Your woods are an active place and a venture, requiring tenacious tending. Climb, my child, but test your footing, not every sapling will hold. You can succeed and will, should you choose to partake with the People of Woods. It only takes time and practice – adapting and adaptation – the bud and the tendril, the log and the trunk. Recite and remind and then jumble.
Above all, my daughter, please play. Pick-up sticks, wooden boats and chutes and ladders. Kites and slingshots, barrels and monkeys, apples to apples. Now is the time to throw peaches and chew the walnuts’ rind, bowl crabapples, smoke the reed and sniff the pine.
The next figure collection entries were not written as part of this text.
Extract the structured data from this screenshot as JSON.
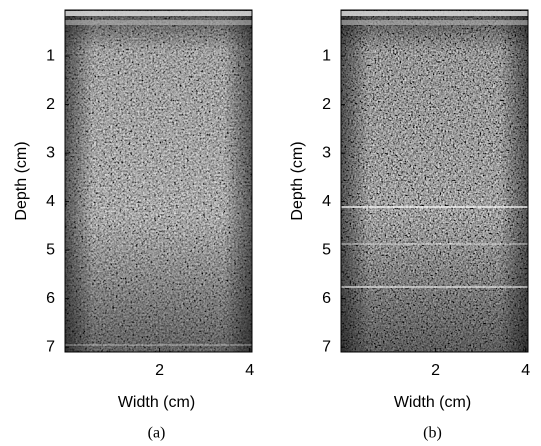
{
  "chart_data": [
    {
      "type": "image",
      "xlabel": "Width (cm)",
      "ylabel": "Depth (cm)",
      "caption": "(a)",
      "xlim": [
        -0.1,
        4.05
      ],
      "ylim": [
        0.05,
        7.1
      ],
      "y_inverted": true,
      "xticks": [
        2,
        4
      ],
      "yticks": [
        1,
        2,
        3,
        4,
        5,
        6,
        7
      ]
    },
    {
      "type": "image",
      "xlabel": "Width (cm)",
      "ylabel": "Depth (cm)",
      "caption": "(b)",
      "xlim": [
        -0.1,
        4.05
      ],
      "ylim": [
        0.05,
        7.1
      ],
      "y_inverted": true,
      "xticks": [
        2,
        4
      ],
      "yticks": [
        1,
        2,
        3,
        4,
        5,
        6,
        7
      ]
    }
  ]
}
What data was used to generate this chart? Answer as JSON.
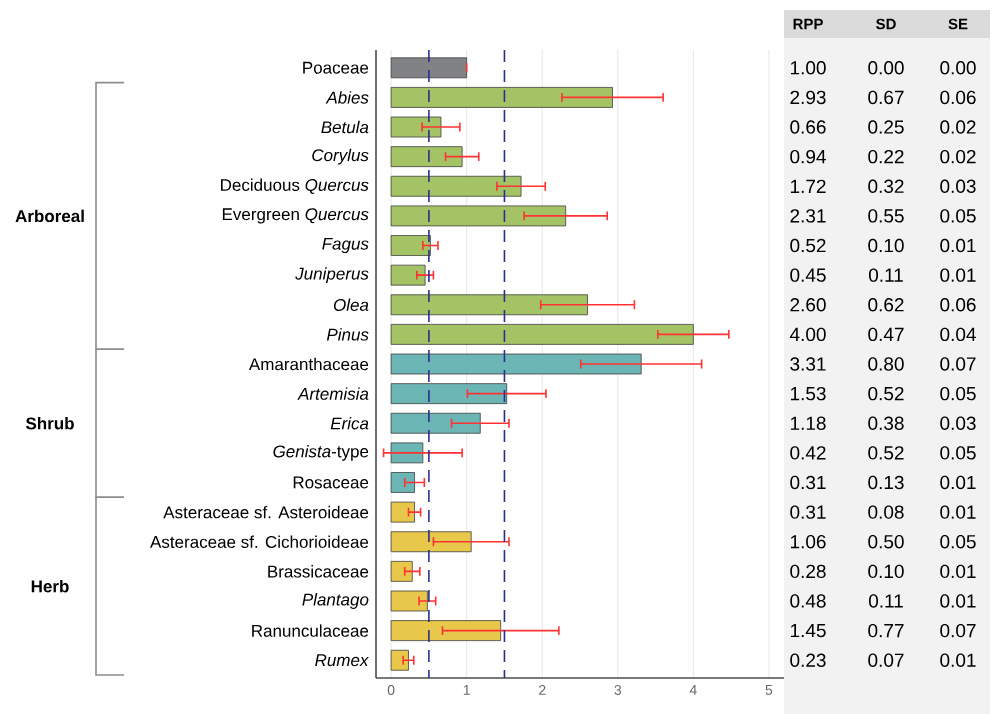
{
  "chart_data": {
    "type": "bar",
    "orientation": "horizontal",
    "categories": [
      "Poaceae",
      "*Abies*",
      "*Betula*",
      "*Corylus*",
      "Deciduous *Quercus*",
      "Evergreen *Quercus*",
      "*Fagus*",
      "*Juniperus*",
      "*Olea*",
      "*Pinus*",
      "Amaranthaceae",
      "*Artemisia*",
      "*Erica*",
      "*Genista*-type",
      "Rosaceae",
      "Asteraceae sf. Asteroideae",
      "Asteraceae sf. Cichorioideae",
      "Brassicaceae",
      "*Plantago*",
      "Ranunculaceae",
      "*Rumex*"
    ],
    "values": [
      1.0,
      2.93,
      0.66,
      0.94,
      1.72,
      2.31,
      0.52,
      0.45,
      2.6,
      4.0,
      3.31,
      1.53,
      1.18,
      0.42,
      0.31,
      0.31,
      1.06,
      0.28,
      0.48,
      1.45,
      0.23
    ],
    "errors": [
      0.0,
      0.67,
      0.25,
      0.22,
      0.32,
      0.55,
      0.1,
      0.11,
      0.62,
      0.47,
      0.8,
      0.52,
      0.38,
      0.52,
      0.13,
      0.08,
      0.5,
      0.1,
      0.11,
      0.77,
      0.07
    ],
    "colors": [
      "#808285",
      "#a4c364",
      "#a4c364",
      "#a4c364",
      "#a4c364",
      "#a4c364",
      "#a4c364",
      "#a4c364",
      "#a4c364",
      "#a4c364",
      "#6bb5b4",
      "#6bb5b4",
      "#6bb5b4",
      "#6bb5b4",
      "#6bb5b4",
      "#e8c84a",
      "#e8c84a",
      "#e8c84a",
      "#e8c84a",
      "#e8c84a",
      "#e8c84a"
    ],
    "xlim": [
      -0.2,
      5.2
    ],
    "xticks": [
      0,
      1,
      2,
      3,
      4,
      5
    ],
    "grid": "x",
    "ref_lines": [
      {
        "axis": "x",
        "value": 0.5,
        "color": "#2b2f8c",
        "line_style": "dashed"
      },
      {
        "axis": "x",
        "value": 1.5,
        "color": "#2b2f8c",
        "line_style": "dashed"
      }
    ],
    "annotations": [
      "Arboreal",
      "Shrub",
      "Herb",
      "RPP",
      "SD",
      "SE",
      "1.00",
      "2.93",
      "0.66",
      "0.94",
      "1.72",
      "2.31",
      "0.52",
      "0.45",
      "2.60",
      "4.00",
      "3.31",
      "1.53",
      "1.18",
      "0.42",
      "0.31",
      "0.31",
      "1.06",
      "0.28",
      "0.48",
      "1.45",
      "0.23",
      "0.00",
      "0.67",
      "0.25",
      "0.22",
      "0.32",
      "0.55",
      "0.10",
      "0.11",
      "0.62",
      "0.47",
      "0.80",
      "0.52",
      "0.38",
      "0.52",
      "0.13",
      "0.08",
      "0.50",
      "0.10",
      "0.11",
      "0.77",
      "0.07",
      "0.00",
      "0.06",
      "0.02",
      "0.02",
      "0.03",
      "0.05",
      "0.01",
      "0.01",
      "0.06",
      "0.04",
      "0.07",
      "0.05",
      "0.03",
      "0.05",
      "0.01",
      "0.01",
      "0.05",
      "0.01",
      "0.01",
      "0.07",
      "0.01"
    ]
  }
}
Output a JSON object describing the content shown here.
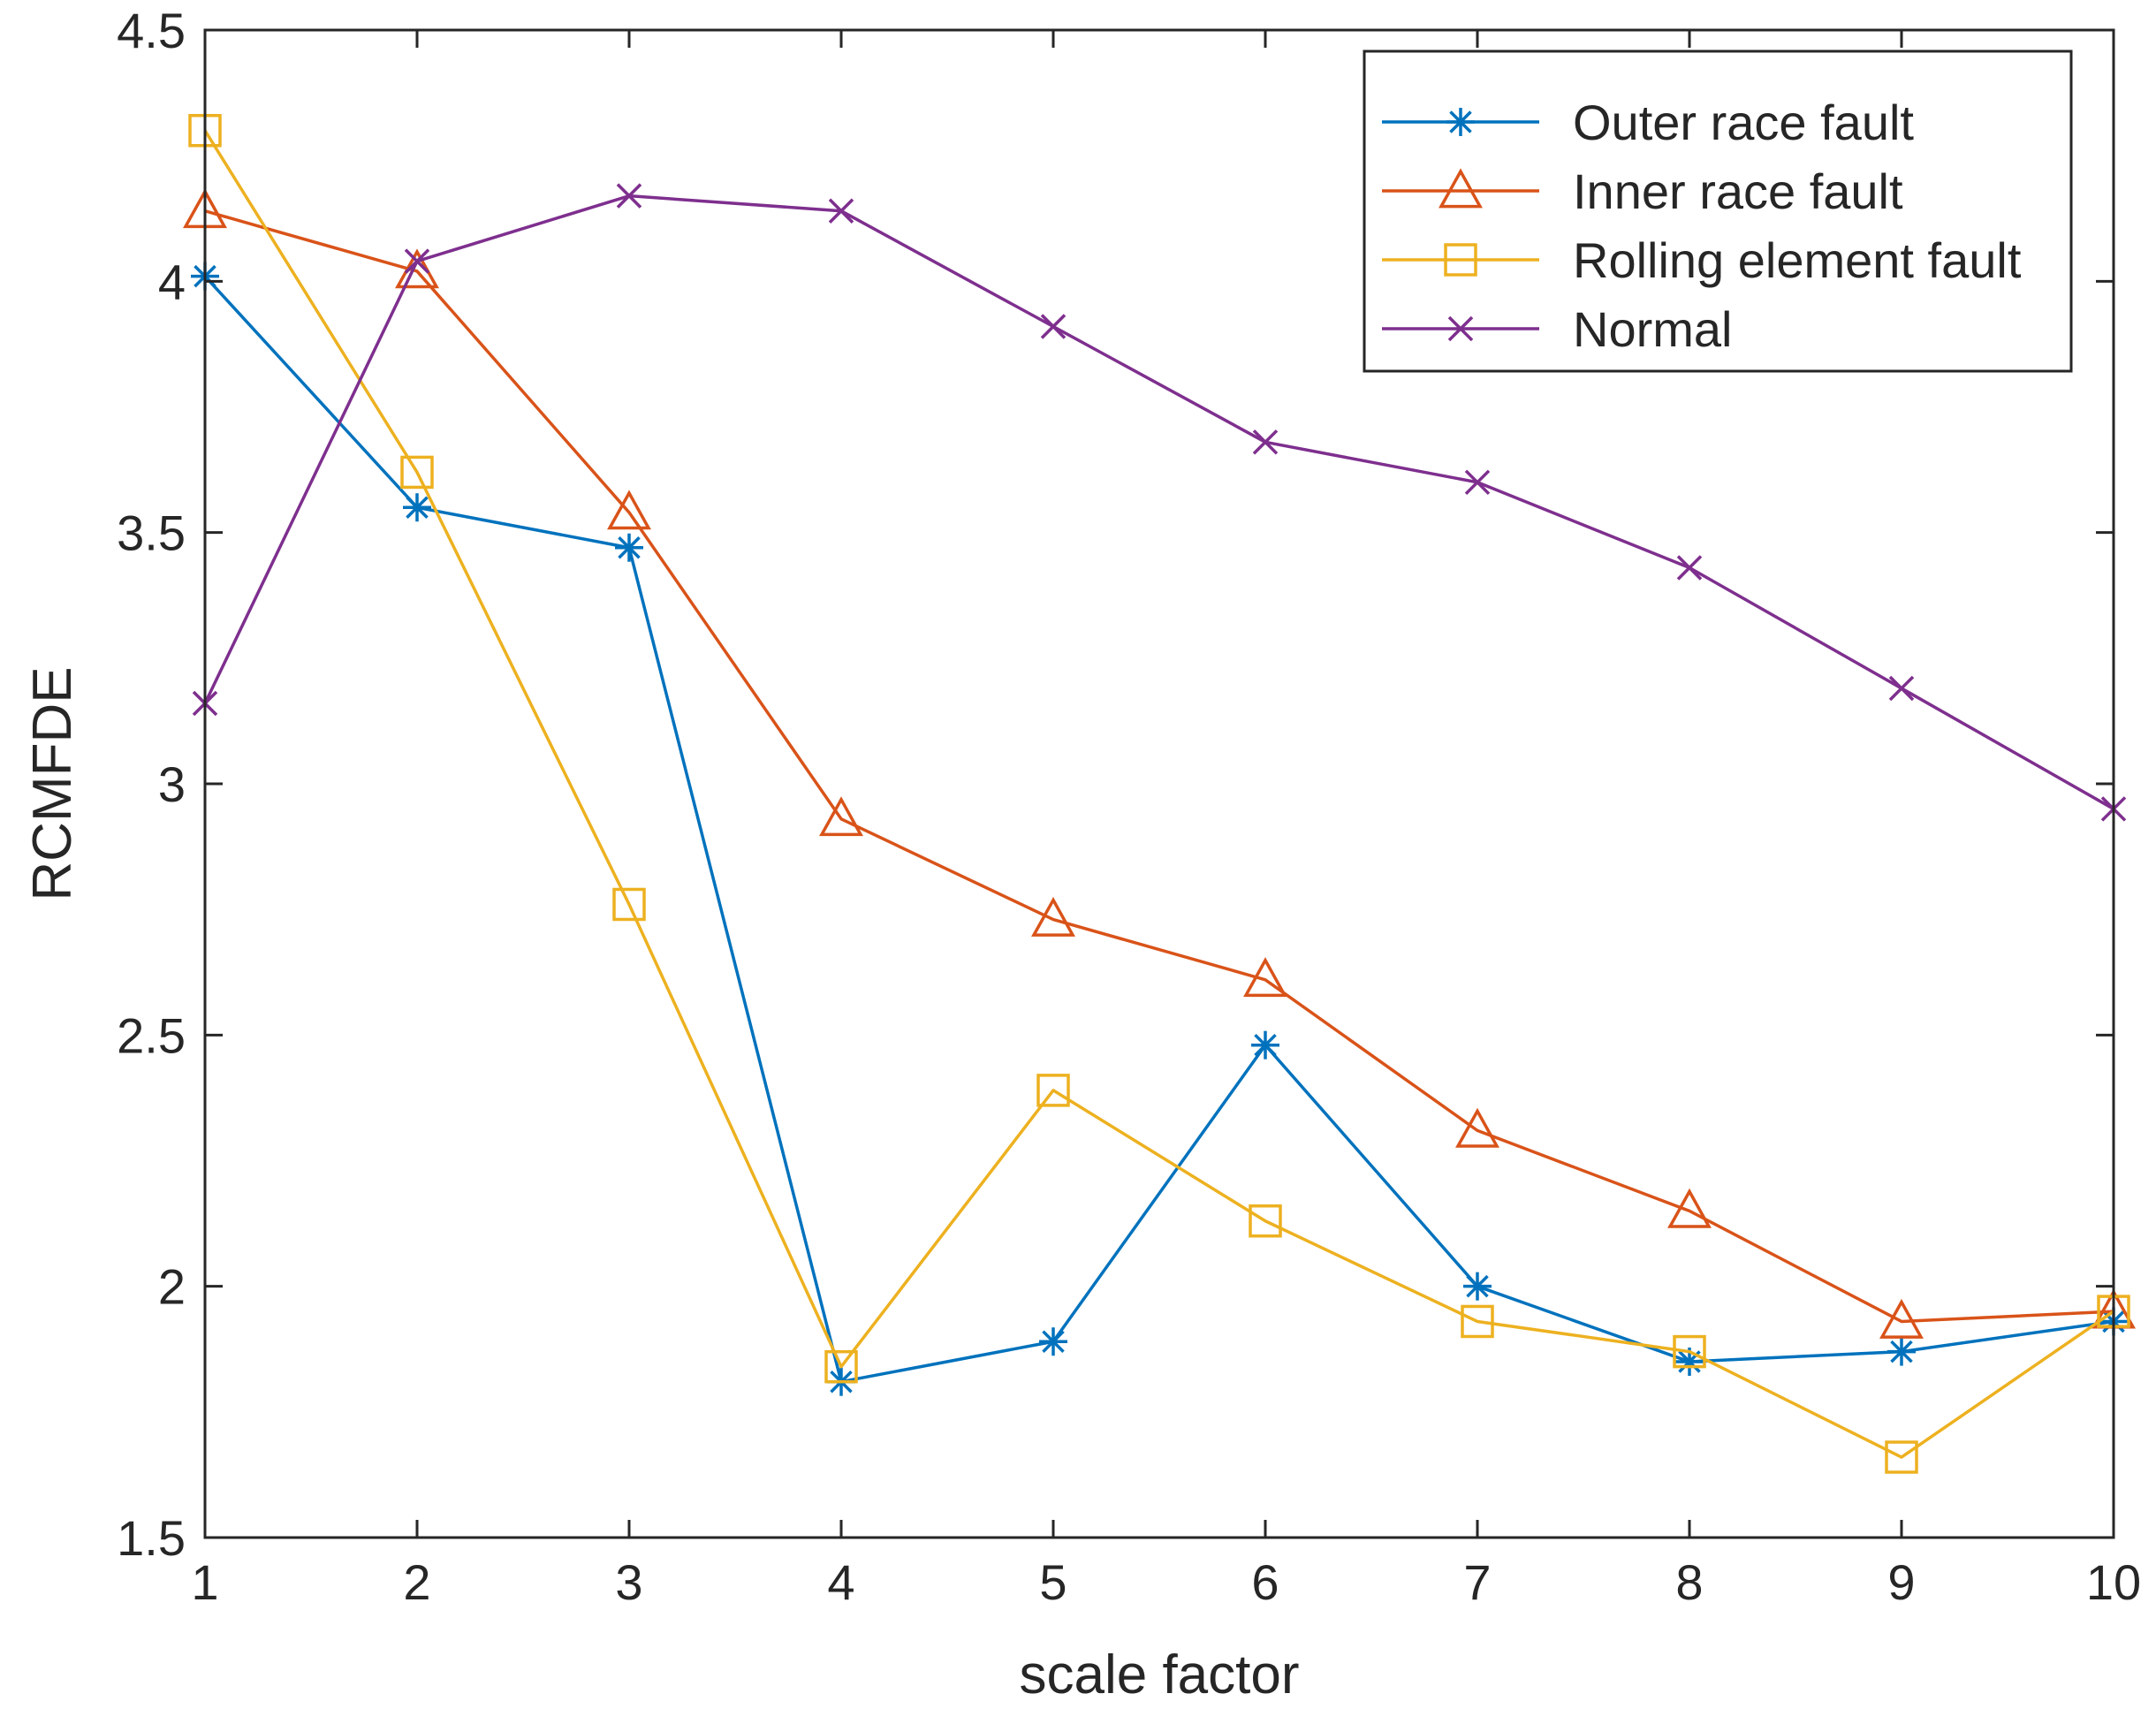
{
  "chart_data": {
    "type": "line",
    "title": "",
    "xlabel": "scale factor",
    "ylabel": "RCMFDE",
    "xlim": [
      1,
      10
    ],
    "ylim": [
      1.5,
      4.5
    ],
    "xticks": [
      1,
      2,
      3,
      4,
      5,
      6,
      7,
      8,
      9,
      10
    ],
    "xtick_labels": [
      "1",
      "2",
      "3",
      "4",
      "5",
      "6",
      "7",
      "8",
      "9",
      "10"
    ],
    "yticks": [
      1.5,
      2,
      2.5,
      3,
      3.5,
      4,
      4.5
    ],
    "ytick_labels": [
      "1.5",
      "2",
      "2.5",
      "3",
      "3.5",
      "4",
      "4.5"
    ],
    "grid": false,
    "legend_position": "top-right",
    "x": [
      1,
      2,
      3,
      4,
      5,
      6,
      7,
      8,
      9,
      10
    ],
    "series": [
      {
        "name": "Outer race fault",
        "color": "#0072BD",
        "marker": "asterisk",
        "values": [
          4.01,
          3.55,
          3.47,
          1.81,
          1.89,
          2.48,
          2.0,
          1.85,
          1.87,
          1.93
        ]
      },
      {
        "name": "Inner race fault",
        "color": "#D95319",
        "marker": "triangle",
        "values": [
          4.14,
          4.02,
          3.54,
          2.93,
          2.73,
          2.61,
          2.31,
          2.15,
          1.93,
          1.95
        ]
      },
      {
        "name": "Rolling element fault",
        "color": "#EDB120",
        "marker": "square",
        "values": [
          4.3,
          3.62,
          2.76,
          1.84,
          2.39,
          2.13,
          1.93,
          1.87,
          1.66,
          1.95
        ]
      },
      {
        "name": "Normal",
        "color": "#7E2F8E",
        "marker": "x",
        "values": [
          3.16,
          4.04,
          4.17,
          4.14,
          3.91,
          3.68,
          3.6,
          3.43,
          3.19,
          2.95
        ]
      }
    ]
  }
}
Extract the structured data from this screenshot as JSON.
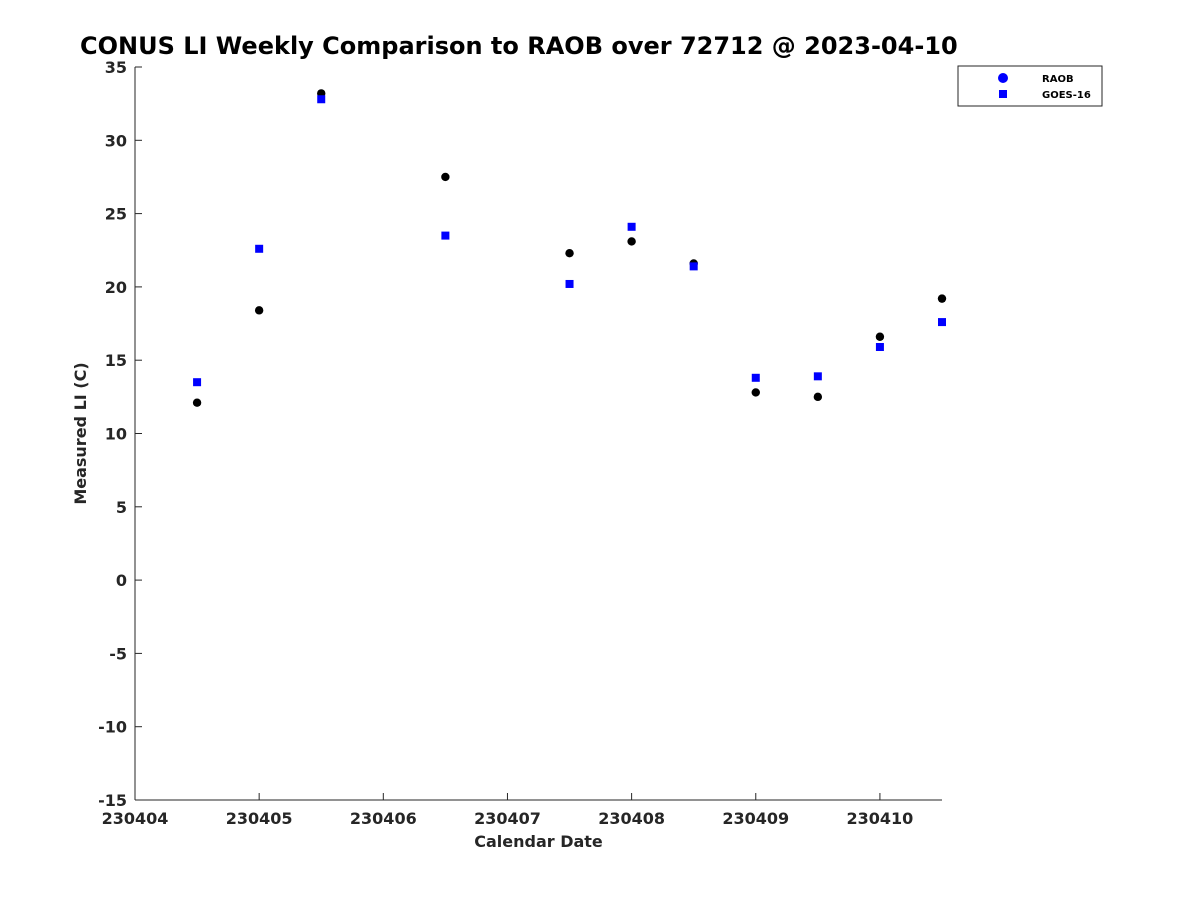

Some whips will leave seams you’ll never forget, some falls may even break a limb, but you will grow and know, know and grow, until you, like the tree, flourish and bloom, strip and stand bare, proud and enduring, withstanding both wind and the wave, strikes and blows, the cold and the dark, all from your stock of woods and what’s possible.
Whoever dreamt a log could roll on rivers, or bend into a wheel? Who knew they’d form enormous arks – large enough to save our world? The handing of a tiny reed embossed with cursive love, sharpened to a blade, signs set to warn of danger, posts to fort a home. My love, impossible does not apply with your woods – all that we know is unknown where the woods come into play.
Experiment, invent, babble the brook or construct a staying dam. Use our woods, love and care for them, ignite your passion, rub them together toward sparks, thatch, nest, spear. The woods are waiting – and these are yours.